Investoren bauen in Deutschland derzeit hundertfach neue Hotels. Genug Nachfrage gibt es im Moment - aber künftig auch?

Ein Hotelzimmer zu finden, dürfte in ein paar Jahren kein Problem mehr sein. Aktuell sind laut Hotelverband Deutschland 571 Neu- und Ausbauprojekte in Planung. Das bedeutet: In ein paar Jahren gibt es gut 85000 Hotelzimmer mehr in Deutschland. Gemessen an der derzeitigen Auslastung von 70 Prozent ist der Hotel-Bau-Boom nachvollziehbar.  

"Investoren sehen, dass Deutschland als Reiseland boomt. Seit acht Jahren gehen die Übernachtungszahlen ständig nach oben."
Dominik Peters, Deutschlandfunk Nova

Je mehr Hotels entstehen, desto angespannter wird aber auch der Markt. In Frankfurt zum Beispiel hat im März dieses Jahres die japanische Hotelkette Toyoko eine Filiale eröffnet - die erste in Europa.
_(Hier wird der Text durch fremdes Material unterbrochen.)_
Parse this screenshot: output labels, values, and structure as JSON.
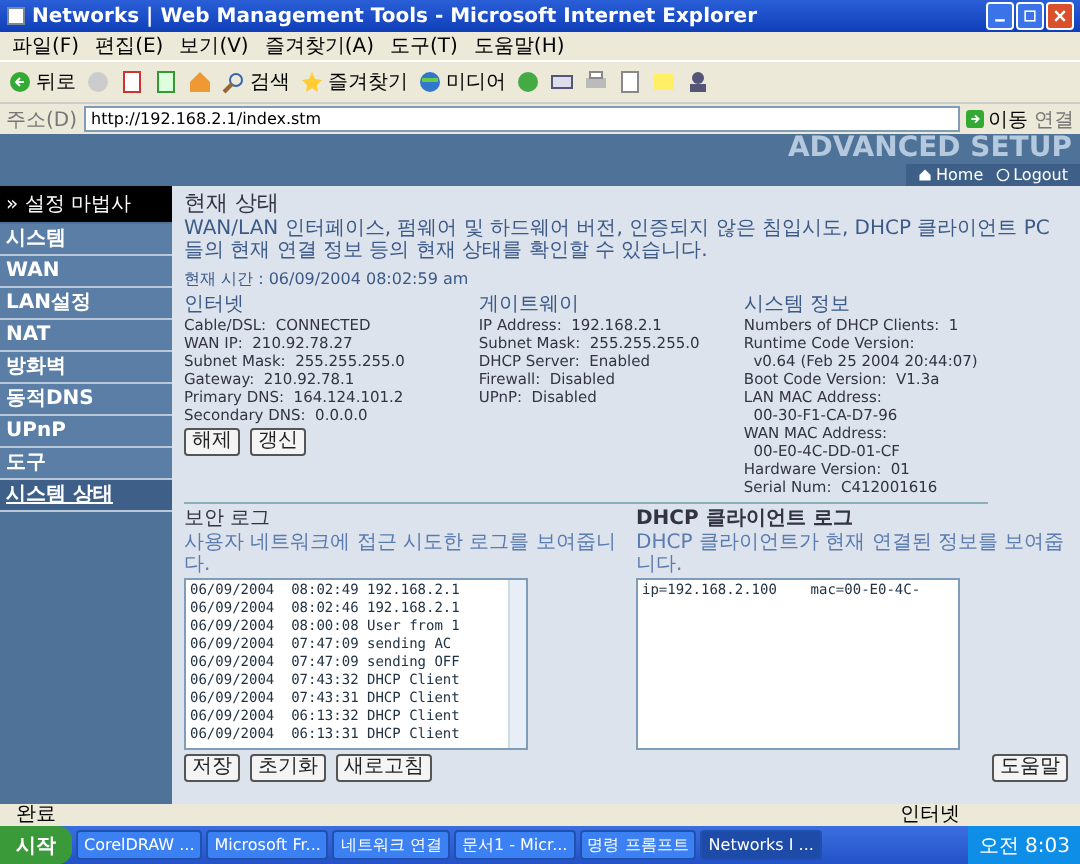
{
  "window": {
    "title": "Networks | Web Management Tools - Microsoft Internet Explorer"
  },
  "menu": [
    "파일(F)",
    "편집(E)",
    "보기(V)",
    "즐겨찾기(A)",
    "도구(T)",
    "도움말(H)"
  ],
  "toolbar": {
    "back": "뒤로",
    "search": "검색",
    "favorites": "즐겨찾기",
    "media": "미디어"
  },
  "address": {
    "label": "주소(D)",
    "url": "http://192.168.2.1/index.stm",
    "go": "이동",
    "links": "연결"
  },
  "banner": {
    "title": "ADVANCED SETUP",
    "home": "Home",
    "logout": "Logout"
  },
  "sidebar": {
    "header": "» 설정 마법사",
    "items": [
      {
        "label": "시스템",
        "selected": false
      },
      {
        "label": "WAN",
        "selected": false
      },
      {
        "label": "LAN설정",
        "selected": false
      },
      {
        "label": "NAT",
        "selected": false
      },
      {
        "label": "방화벽",
        "selected": false
      },
      {
        "label": "동적DNS",
        "selected": false
      },
      {
        "label": "UPnP",
        "selected": false
      },
      {
        "label": "도구",
        "selected": false
      },
      {
        "label": "시스템 상태",
        "selected": true
      }
    ]
  },
  "page": {
    "title": "현재 상태",
    "description": "WAN/LAN 인터페이스, 펌웨어 및 하드웨어 버전, 인증되지 않은 침입시도, DHCP 클라이언트 PC들의 현재 연결 정보 등의 현재 상태를 확인할 수 있습니다.",
    "time": "현재 시간 : 06/09/2004 08:02:59 am"
  },
  "columns": [
    {
      "title": "인터넷",
      "lines": [
        "Cable/DSL:  CONNECTED",
        "WAN IP:  210.92.78.27",
        "Subnet Mask:  255.255.255.0",
        "Gateway:  210.92.78.1",
        "Primary DNS:  164.124.101.2",
        "Secondary DNS:  0.0.0.0"
      ],
      "buttons": [
        "해제",
        "갱신"
      ]
    },
    {
      "title": "게이트웨이",
      "lines": [
        "IP Address:  192.168.2.1",
        "Subnet Mask:  255.255.255.0",
        "DHCP Server:  Enabled",
        "Firewall:  Disabled",
        "UPnP:  Disabled"
      ]
    },
    {
      "title": "시스템 정보",
      "lines": [
        "Numbers of DHCP Clients:  1",
        "Runtime Code Version:",
        "  v0.64 (Feb 25 2004 20:44:07)",
        "Boot Code Version:  V1.3a",
        "LAN MAC Address:",
        "  00-30-F1-CA-D7-96",
        "WAN MAC Address:",
        "  00-E0-4C-DD-01-CF",
        "Hardware Version:  01",
        "Serial Num:  C412001616"
      ]
    }
  ],
  "security_log": {
    "title": "보안 로그",
    "subtitle": "사용자 네트워크에 접근 시도한 로그를 보여줍니다.",
    "entries": [
      "06/09/2004  08:02:49 192.168.2.1",
      "06/09/2004  08:02:46 192.168.2.1",
      "06/09/2004  08:00:08 User from 1",
      "06/09/2004  07:47:09 sending AC",
      "06/09/2004  07:47:09 sending OFF",
      "06/09/2004  07:43:32 DHCP Client",
      "06/09/2004  07:43:31 DHCP Client",
      "06/09/2004  06:13:32 DHCP Client",
      "06/09/2004  06:13:31 DHCP Client"
    ],
    "buttons": [
      "저장",
      "초기화",
      "새로고침"
    ]
  },
  "dhcp_log": {
    "title": "DHCP 클라이언트 로그",
    "subtitle": "DHCP 클라이언트가 현재 연결된 정보를 보여줍니다.",
    "entries": [
      "ip=192.168.2.100    mac=00-E0-4C-"
    ]
  },
  "help_button": "도움말",
  "status_bar": {
    "text": "완료",
    "zone": "인터넷"
  },
  "taskbar": {
    "start": "시작",
    "tasks": [
      {
        "label": "CorelDRAW ...",
        "selected": false
      },
      {
        "label": "Microsoft Fr...",
        "selected": false
      },
      {
        "label": "네트워크 연결",
        "selected": false
      },
      {
        "label": "문서1 - Micr...",
        "selected": false
      },
      {
        "label": "명령 프롬프트",
        "selected": false
      },
      {
        "label": "Networks I ...",
        "selected": true
      }
    ],
    "clock": "오전 8:03"
  }
}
Mit Preisen von 40 Euro pro Nacht setzen sie andere Hotels unter Druck.  

Für kleinere Hotelbetreiber ist es nackter Überlebenskampf

Der Branchenverband Dehoga München beklagt, dass der Hotel-Boom in keinem Verhältnis mehr zur Nachfrageentwicklung steht. Zu leiden haben insbesondere kleine Hotels.

"Wenn die Preise sinken, ist das für uns Kunden natürlich nicht schlecht - für kleinere Hotelbetreiber ist es aber der nackte Überlebenskampf."
Dominik Peters, Deutschlandfunk Nova

Die absehbare Flut an neuen Hotels in Deutschland wird den Markt also aufwirbeln.

Für uns Kunden wenig beklagenswert ist der Trend der Hoteliers, sich zu spezialisieren. Immer häufiger findet man Angebote wie Erwachsenenhotels, Bio- und Vegetarierhotels, Business- und Designhotels.